Caer en este juego de desesperanza, -y más cuando se ignora cómo procede, porque lo hace desde las sombras-, es fácil. Destruir, deshacer, y hacer el mal siempre será más fácil que hacer el bien, “la bondad es eternamente difícil, decía Anne Rice en una de sus novelas. Lo que hace meritorio ser bueno es que se puede optar por ser malo.
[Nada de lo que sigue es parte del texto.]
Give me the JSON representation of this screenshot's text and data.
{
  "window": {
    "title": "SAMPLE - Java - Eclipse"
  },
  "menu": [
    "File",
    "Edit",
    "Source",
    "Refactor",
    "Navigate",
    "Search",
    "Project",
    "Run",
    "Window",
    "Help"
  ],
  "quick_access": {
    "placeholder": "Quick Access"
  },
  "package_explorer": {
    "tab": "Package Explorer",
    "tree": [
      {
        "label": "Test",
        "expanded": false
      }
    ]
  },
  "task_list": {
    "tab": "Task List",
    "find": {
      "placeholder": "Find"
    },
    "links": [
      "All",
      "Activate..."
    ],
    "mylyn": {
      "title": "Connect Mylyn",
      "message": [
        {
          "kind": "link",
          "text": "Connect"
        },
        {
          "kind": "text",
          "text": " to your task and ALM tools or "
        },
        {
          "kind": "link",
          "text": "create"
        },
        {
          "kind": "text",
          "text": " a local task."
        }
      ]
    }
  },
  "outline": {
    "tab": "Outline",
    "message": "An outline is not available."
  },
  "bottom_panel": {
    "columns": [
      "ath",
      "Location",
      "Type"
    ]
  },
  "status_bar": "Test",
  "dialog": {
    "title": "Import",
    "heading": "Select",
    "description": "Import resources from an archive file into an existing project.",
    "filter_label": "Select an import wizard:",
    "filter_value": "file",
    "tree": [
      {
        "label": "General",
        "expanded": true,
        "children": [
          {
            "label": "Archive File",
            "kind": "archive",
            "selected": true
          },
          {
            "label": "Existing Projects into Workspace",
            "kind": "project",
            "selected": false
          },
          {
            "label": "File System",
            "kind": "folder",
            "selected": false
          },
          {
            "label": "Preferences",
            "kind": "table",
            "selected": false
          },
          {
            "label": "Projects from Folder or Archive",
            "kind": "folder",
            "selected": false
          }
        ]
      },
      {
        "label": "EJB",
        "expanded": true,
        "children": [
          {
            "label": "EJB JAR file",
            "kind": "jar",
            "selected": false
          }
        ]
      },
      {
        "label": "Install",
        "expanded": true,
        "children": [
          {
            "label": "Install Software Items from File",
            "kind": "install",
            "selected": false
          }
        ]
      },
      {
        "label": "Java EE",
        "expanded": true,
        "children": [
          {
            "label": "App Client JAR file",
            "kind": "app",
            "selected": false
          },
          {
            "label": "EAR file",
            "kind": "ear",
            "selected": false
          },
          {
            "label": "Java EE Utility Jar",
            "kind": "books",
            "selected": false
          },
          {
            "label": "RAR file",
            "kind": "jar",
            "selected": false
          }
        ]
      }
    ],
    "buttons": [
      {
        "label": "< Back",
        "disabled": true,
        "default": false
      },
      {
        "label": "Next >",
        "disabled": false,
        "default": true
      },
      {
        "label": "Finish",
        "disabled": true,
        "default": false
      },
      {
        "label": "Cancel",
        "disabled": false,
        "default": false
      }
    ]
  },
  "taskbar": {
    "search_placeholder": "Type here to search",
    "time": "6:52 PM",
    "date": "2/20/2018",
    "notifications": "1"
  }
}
El hecho de que ser bueno sea más difícil que ser malo es precisamente lo que hace que el bien brille, se destaque y sea temido cuando se hace. El mal obra en la oscuridad, le teme a la luz, las obras buenas brillan con luz propia. El bien, igual que el mal, tienen algo en común: comienzan desde lo poco. El mal, con pequeñas acciones que, a la vista de una perspectiva relativista, de la soberbia, y el creernos siempre en lo correcto, no hacen mal a nadie, son nada graves. El bien, con pequeñas acciones de “desprendimiento” y/o renuncia a nuestro propio egoísmo, para salir de nuestro propio yo, y darnos al otro.

El bien brilla con luz propia cuando se hace, y por ello cambia las realidades y confunde siempre a quienes hacen el mal. El bien comienza por aquello a lo que estamos llamados a hacer: lo que podemos, de la mejor manera posible. No podemos ni podremos nunca resolver todos los problemas del mundo, ni de los demás, pero sí tendremos algo a nuestro alcance que será posible hacer y, al momento de hacerlo, hará una ola de bien que cambiará el mundo de varias personas y tendrá consecuencias inimaginables.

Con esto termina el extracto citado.